Twelve different countries are home to these 29 banks. Half of those countries host just one Too Big to Fail institution, and the other half host anywhere from two (Germany and Switzerland) to the U.S.'s eight.

Belgium (1): Dexia (DXBGR.PK) (recipient of a recent joint Belgian-French government bailout, its second bailout in the last three years).

China (1): Bank of China

France (4): Banque Populaire, BNP Paribas (OTC:BNOBF), Crédit Agricole (OTCPK:CRARF), Société Générale (OTC:SCGLF)

Germany (2): Commerzbank (OTC:CRZBF), Deutsche Bank (DB)

Italy (1): Unicredit (OTCPK:UNCFF)

Japan (3): Mitsubishi (OTCQB:MBFJF), Mizuho (MFG), Sumitomo Mitsui (SMFG)

Netherlands (1): ING (ING)

Spain (1): Santander (STD)

Sweden (1): Nordea (OTC:NRDGF)

Switzerland (2): Credit Suisse (CS), UBS (UBS)

UK (4): Barclays (BCS), HSBC (HBC), Lloyds (LYG), Royal Bank of Scotland (RBS)

U.S. (8): Bank of America (BAC), Bank of New York Mellon (BK), Citigroup (C), Goldman Sachs (GS), JP Morgan (JPM), Morgan Stanley (MS), State Street (STT), Wells Fargo (WFC)*

* Professor Simon Johnson, author of the excellent 13 Bankers, only characterizes six U.S. banks as Too Big to Fail - Bank of America, Citigroup, Goldman Sachs, JP Morgan, Morgan Stanley, and Wells Fargo. However, the FSB has added two more institutions - Bank of New York Mellon and State Street - to their list.

(Relative) Size Matters

A better measure of risk than the number of banks per country is the relative size of those banks to the host country. Even though these banks have global operations it is typically the country in which the bank is domiciled which provides the bank bailout.
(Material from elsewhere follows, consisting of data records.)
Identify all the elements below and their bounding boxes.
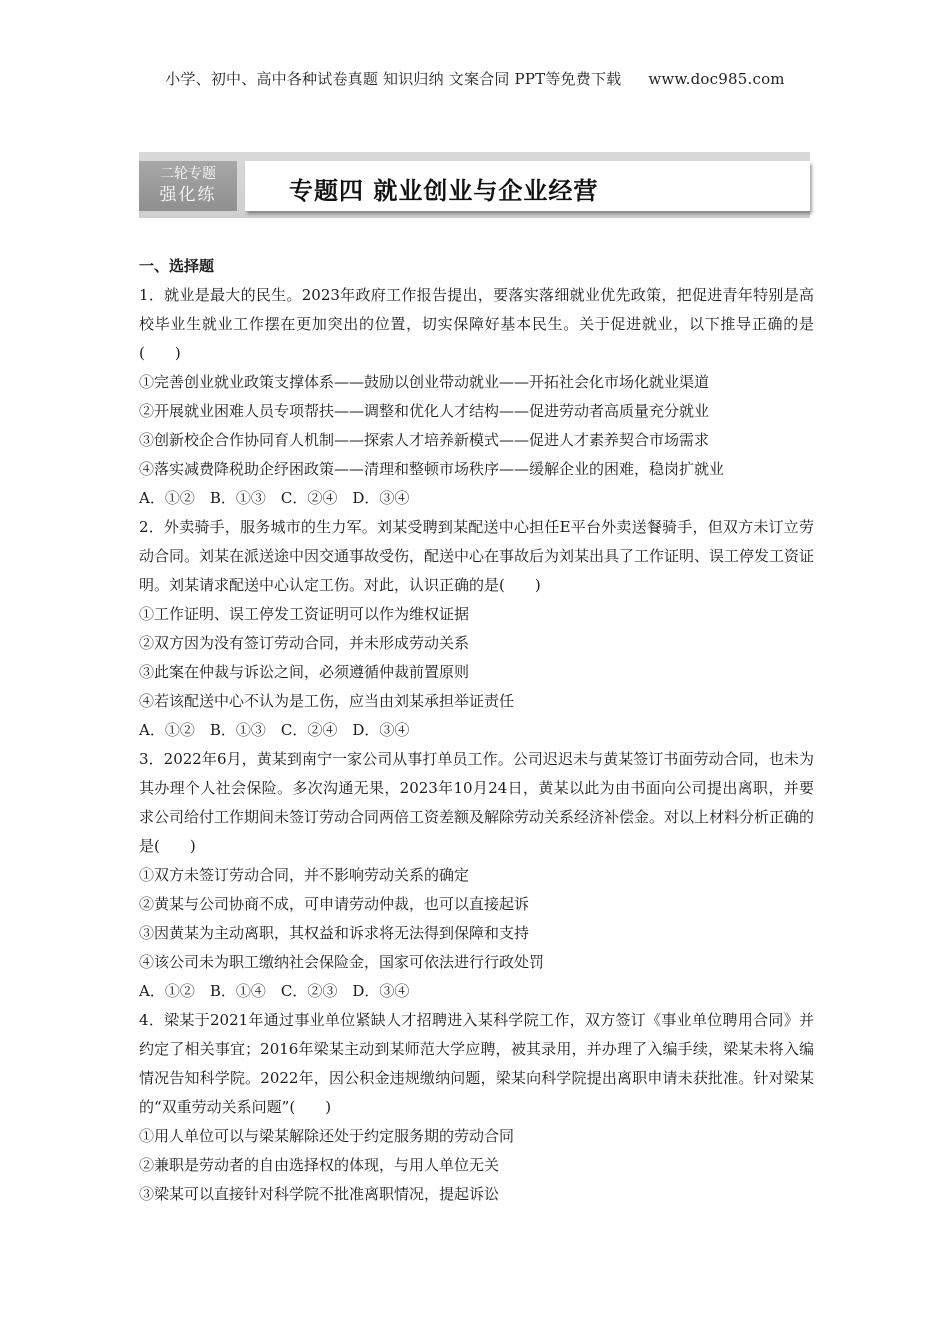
- question-text: 4．梁某于2021年通过事业单位紧缺人才招聘进入某科学院工作，双方签订《事业单位聘用合同》并约定了相关事宜；2016年梁某主动到某师范大学应聘，被其录用，并办理了入编手续，梁某未将入编情况告知科学院。2022年，因公积金违规缴纳问题，梁某向科学院提出离职申请未获批准。针对梁某的“双重劳动关系问题”( ): [139, 1011, 814, 1116]
- question-option: ①工作证明、误工停发工资证明可以作为维权证据: [139, 605, 470, 623]
- question-4: [139, 1006, 814, 1209]
- question-option: ③创新校企合作协同育人机制——探索人才培养新模式——促进人才素养契合市场需求: [139, 431, 710, 449]
- question-option: ③梁某可以直接针对科学院不批准离职情况，提起诉讼: [139, 1185, 500, 1203]
- banner-tag: [139, 161, 237, 211]
- question-1: [139, 281, 814, 513]
- question-option: ②黄某与公司协商不成，可申请劳动仲裁，也可以直接起诉: [139, 895, 530, 913]
- answer-choices: A．①② B．①④ C．②③ D．③④: [139, 982, 410, 1000]
- answer-choices: A．①② B．①③ C．②④ D．③④: [139, 489, 410, 507]
- question-option: ④若该配送中心不认为是工伤，应当由刘某承担举证责任: [139, 692, 515, 710]
- question-option: ①用人单位可以与梁某解除还处于约定服务期的劳动合同: [139, 1127, 515, 1145]
- question-2: [139, 513, 814, 745]
- page-title: 专题四 就业创业与企业经营: [289, 177, 599, 205]
- question-option: ③此案在仲裁与诉讼之间，必须遵循仲裁前置原则: [139, 663, 470, 681]
- question-option: ④该公司未为职工缴纳社会保险金，国家可依法进行行政处罚: [139, 953, 545, 971]
- question-option: ④落实减费降税助企纾困政策——清理和整顿市场秩序——缓解企业的困难，稳岗扩就业: [139, 460, 725, 478]
- question-3: [139, 745, 814, 1006]
- site-url[interactable]: www.doc985.com: [648, 70, 785, 88]
- site-header: [0, 68, 950, 89]
- question-option: ③因黄某为主动离职，其权益和诉求将无法得到保障和支持: [139, 924, 530, 942]
- section-title: 一、选择题: [139, 257, 215, 275]
- answer-choices: A．①② B．①③ C．②④ D．③④: [139, 721, 410, 739]
- question-option: ②兼职是劳动者的自由选择权的体现，与用人单位无关: [139, 1156, 500, 1174]
- banner-tag-line2: 强化练: [159, 185, 217, 205]
- question-option: ①双方未签订劳动合同，并不影响劳动关系的确定: [139, 866, 470, 884]
- question-option: ①完善创业就业政策支撑体系——鼓励以创业带动就业——开拓社会化市场化就业渠道: [139, 373, 710, 391]
- document-body: [139, 252, 814, 1209]
- question-text: 2．外卖骑手，服务城市的生力军。刘某受聘到某配送中心担任E平台外卖送餐骑手，但双方未订立劳动合同。刘某在派送途中因交通事故受伤，配送中心在事故后为刘某出具了工作证明、误工停发工资证明。刘某请求配送中心认定工伤。对此，认识正确的是( ): [139, 518, 815, 594]
- topic-banner: [139, 152, 810, 218]
- site-header-text: 小学、初中、高中各种试卷真题 知识归纳 文案合同 PPT等免费下载: [165, 70, 622, 88]
- question-option: ②双方因为没有签订劳动合同，并未形成劳动关系: [139, 634, 470, 652]
- banner-title-box: [245, 161, 810, 211]
- banner-tag-line1: 二轮专题: [160, 166, 216, 182]
- question-text: 3．2022年6月，黄某到南宁一家公司从事打单员工作。公司迟迟未与黄某签订书面劳动合同，也未为其办理个人社会保险。多次沟通无果，2023年10月24日，黄某以此为由书面向公司提出离职，并要求公司给付工作期间未签订劳动合同两倍工资差额及解除劳动关系经济补偿金。对以上材料分析正确的是( ): [139, 750, 815, 855]
- question-text: 1．就业是最大的民生。2023年政府工作报告提出，要落实落细就业优先政策，把促进青年特别是高校毕业生就业工作摆在更加突出的位置，切实保障好基本民生。关于促进就业，以下推导正确的是( ): [139, 286, 814, 362]
- question-option: ②开展就业困难人员专项帮扶——调整和优化人才结构——促进劳动者高质量充分就业: [139, 402, 710, 420]
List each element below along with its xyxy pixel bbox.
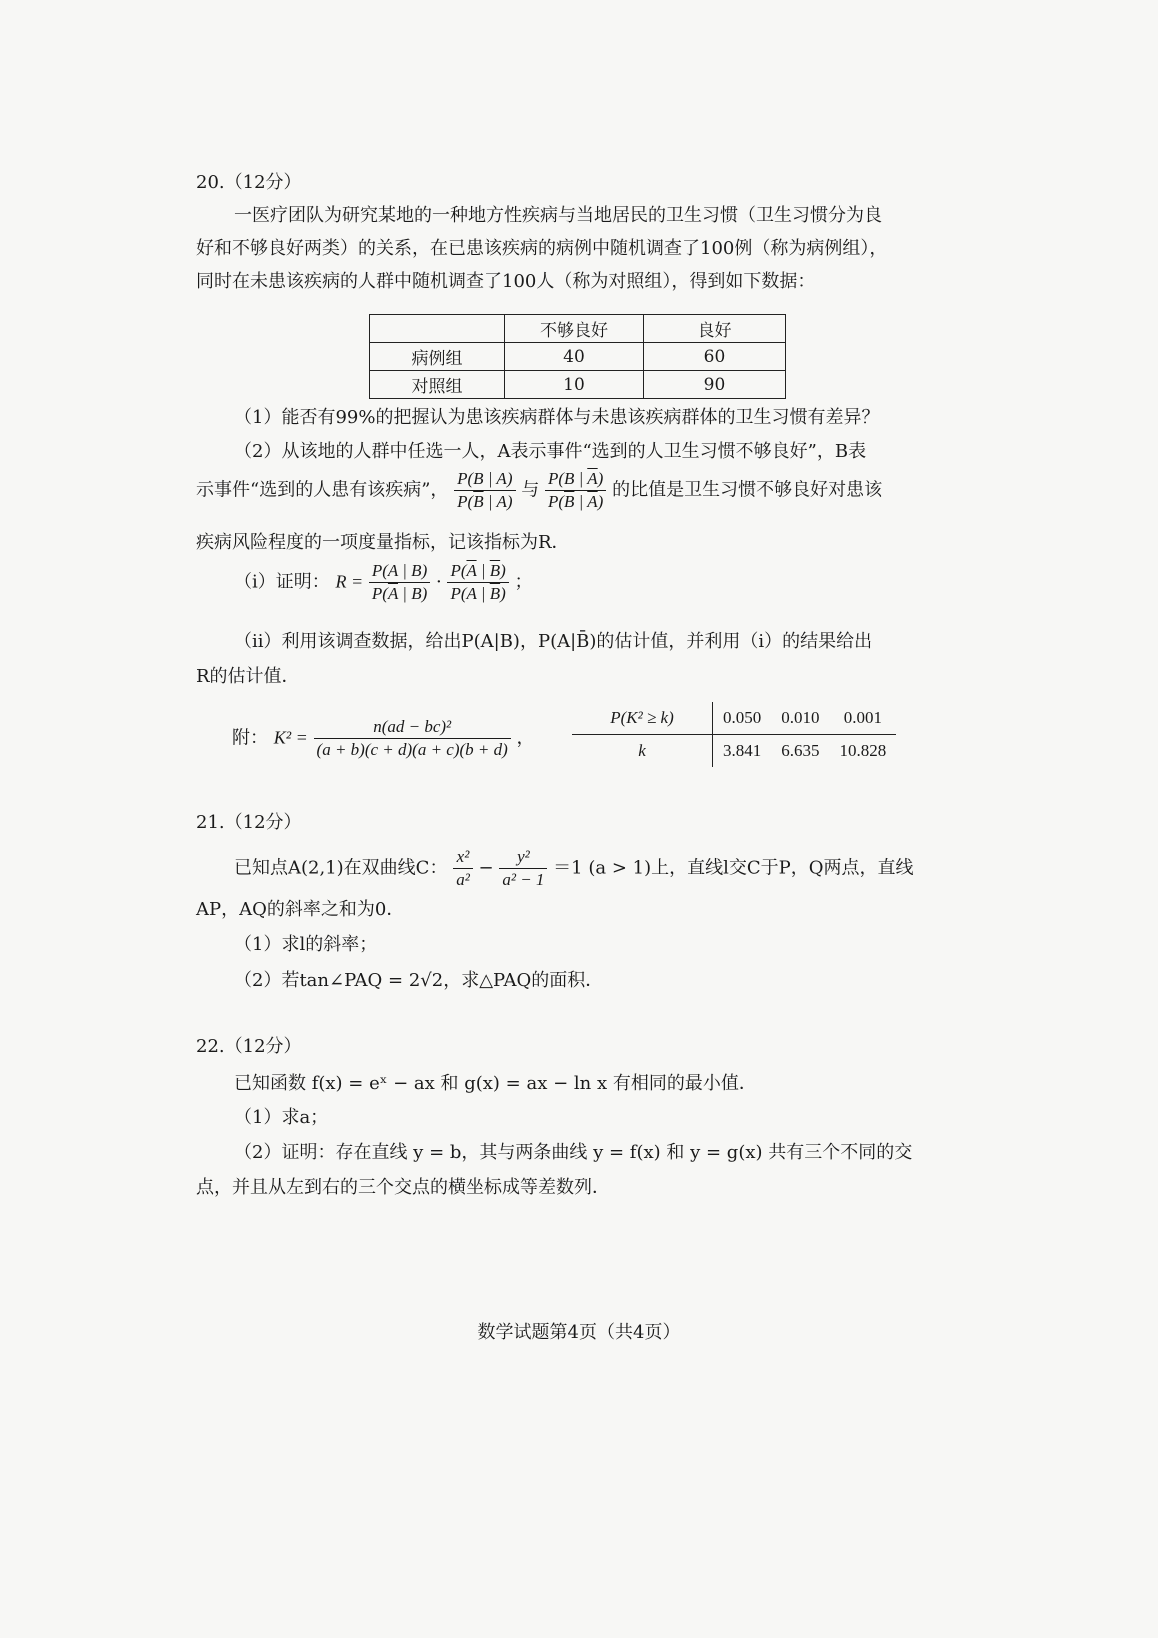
text-fragment: 示事件“选到的人患有该疾病”，	[196, 479, 449, 501]
table-cell: P(K² ≥ k)	[572, 702, 713, 735]
k2-denominator: (a + b)(c + d)(a + c)(b + d)	[316, 740, 508, 759]
table-cell: 对照组	[370, 371, 505, 399]
table-cell: 6.635	[781, 741, 820, 760]
fraction-ba: $\frac{P(B | A)}{P(\overline{B} | A)}$	[454, 468, 515, 513]
q20-paragraph-line: 好和不够良好两类）的关系，在已患该疾病的病例中随机调查了100例（称为病例组），	[196, 238, 888, 259]
table-row	[572, 735, 896, 768]
table-cell: 10.828	[839, 741, 887, 760]
q22-line: 已知函数 f(x) = eˣ − ax 和 g(x) = ax − ln x 有相同的最小值．	[234, 1073, 757, 1094]
q20-part1: （1）能否有99%的把握认为患该疾病群体与未患该疾病群体的卫生习惯有差异？	[234, 407, 880, 428]
text-fragment: 的比值是卫生习惯不够良好对患该	[612, 479, 883, 501]
table-header-row	[370, 315, 786, 343]
q21-part2: （2）若tan∠PAQ = 2√2，求△PAQ的面积．	[234, 970, 604, 991]
page-footer: 数学试题第4页（共4页）	[477, 1322, 681, 1343]
q20-paragraph-line: 同时在未患该疾病的人群中随机调查了100人（称为对照组），得到如下数据：	[196, 271, 816, 292]
q22-part1: （1）求a；	[234, 1107, 329, 1128]
q20-part2-formula-line	[196, 468, 882, 513]
q21-header: 21.（12分）	[196, 812, 302, 833]
fraction-r1: $\frac{P(A | B)}{P(\overline{A} | B)}$	[369, 560, 430, 605]
table-row	[370, 371, 786, 399]
hyperbola-term-y: $\frac{\text{y²}}{\text{a² − 1}}$	[499, 846, 547, 891]
fraction-b-abar: $\frac{P(B | \overline{A})}{P(\overline{B} | \overline{A})}$	[545, 468, 606, 513]
q22-part2-line: （2）证明：存在直线 y = b，其与两条曲线 y = f(x) 和 y = g(x) 共有三个不同的交	[234, 1142, 913, 1163]
table-header-cell: 良好	[644, 315, 786, 343]
table-cell: 3.841	[723, 741, 762, 760]
q20-part2-line: 疾病风险程度的一项度量指标，记该指标为R．	[196, 532, 570, 553]
q21-line: AP，AQ的斜率之和为0．	[196, 899, 405, 920]
table-cell: 0.001	[830, 702, 897, 735]
table-row	[572, 702, 896, 735]
fraction-r2: $\frac{P(\overline{A} | \overline{B})}{P(A | \overline{B})}$	[447, 560, 508, 605]
q20-header: 20.（12分）	[196, 172, 302, 193]
table-header-cell	[370, 315, 505, 343]
k2-numerator: n(ad − bc)²	[314, 716, 511, 739]
text-fragment: ＝1 (a > 1)上，直线l交C于P，Q两点，直线	[553, 857, 914, 879]
text-fragment: 已知点A(2,1)在双曲线C：	[234, 857, 448, 879]
q20-part-ii-line: R的估计值．	[196, 666, 300, 687]
k2-formula	[314, 716, 511, 761]
table-cell: 90	[644, 371, 786, 399]
table-cell: 10	[505, 371, 644, 399]
q22-part2-line: 点，并且从左到右的三个交点的横坐标成等差数列．	[196, 1177, 610, 1198]
appendix-label: 附：	[232, 727, 268, 749]
q20-part-i: （i）证明： R = $\frac{P(A | B)}{P(\overline{A} | B)}$ · $\frac{P(\overline{A} | \overline{B})}{P(A | \overline{B})}$ ；	[234, 561, 533, 603]
q20-part2-line: （2）从该地的人群中任选一人，A表示事件“选到的人卫生习惯不够良好”，B表	[234, 441, 867, 462]
q20-part-ii-line: （ii）利用该调查数据，给出P(A|B)，P(A|B̄)的估计值，并利用（i）的结果给出	[234, 631, 873, 652]
table-cell: 病例组	[370, 343, 505, 371]
q22-header: 22.（12分）	[196, 1036, 302, 1057]
table-cell: 0.050	[713, 702, 772, 735]
table-row	[370, 343, 786, 371]
table-cell: 0.010	[771, 702, 829, 735]
table-header-cell: 不够良好	[505, 315, 644, 343]
q21-line: 已知点A(2,1)在双曲线C： $\frac{\text{x²}}{\text{a²}}$ − $\frac{\text{y²}}{\text{a² − 1}}$ ＝1 (a > 1)上，直线l交C于P，Q两点，直线	[234, 847, 914, 889]
text-fragment: 与	[521, 479, 540, 501]
table-cell: k	[572, 735, 713, 768]
q21-part1: （1）求l的斜率；	[234, 934, 378, 955]
q20-data-table	[369, 314, 786, 399]
critical-value-table	[572, 702, 896, 767]
table-cell: 60	[644, 343, 786, 371]
table-cell: 40	[505, 343, 644, 371]
text-fragment: （i）证明：	[234, 571, 330, 593]
q20-paragraph-line: 一医疗团队为研究某地的一种地方性疾病与当地居民的卫生习惯（卫生习惯分为良	[234, 205, 882, 226]
q20-appendix: 附： K² = $\frac{\text{n(ad − bc)²}}{(a + b)(c + d)(a + c)(b + d)}$ ，	[232, 717, 535, 759]
hyperbola-term-x: $\frac{\text{x²}}{\text{a²}}$	[453, 846, 473, 891]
For example, Citibank, which is headquartered in the U.S., blows up on average once every decade; the megabank has had to be bailed out three times in the past 30 years by American taxpayers.

Below is a chart showing the ratio of individual bank assets to host country GDP for the world's 25 largest banks (as of Q1 2010). Click to enlarge:

Adding the figures up shows you which countries have the largest banks in relation to national income:

  • Belgium - Dexia: 180% of GDP
  • France - BNP Paribas, Credit Agricole, SocGen: 237% (this does not include France's share of Dexia's bailout of Banque Populaire)
  • Germany - Deutsche Bank: 84%
  • Italy - Unicredit, Intesa Sanpaolo: 101% (Intesa Sanpaolo is not on the FSB's list)
  • Netherlands - Fortis: 155% (does not include ING, which is on the FSB list)
  • Spain - Banco Santander: 92%
  • Switzerland - Credit Suisse, UBS: 594%
  • UK - RBS, Barclays, HSBC: 337% (does not include Lloyds, which is on the FSB list)
  • US - JP Morgan, Citigroup, Bank of America, Wells Fargo: 50% (does not include Goldman, Morgan Stanley, etc.)

The three countries highlighted above - France, Switzerland, and the UK - are those with the largest relative banking sectors. Importantly, these figures understate the relative size of the systemically important banks in France and UK because they do not include all the firms identified by the FSB (nor the portion of the banking system deemed to be non-systemically important).

One last point worth highlighting is that four of the world's 25 largest banks did not make it onto the FSB's list of systemically important institutions: Fortis (Netherlands), Intesa Sanpaolo (OTCPK:ISNPY) (Italy), and ICBC and China Construction Bank (OTCPK:CICHY) (China). Apparently being biggest does not always equate to systemic importance in the eyes of the FSB.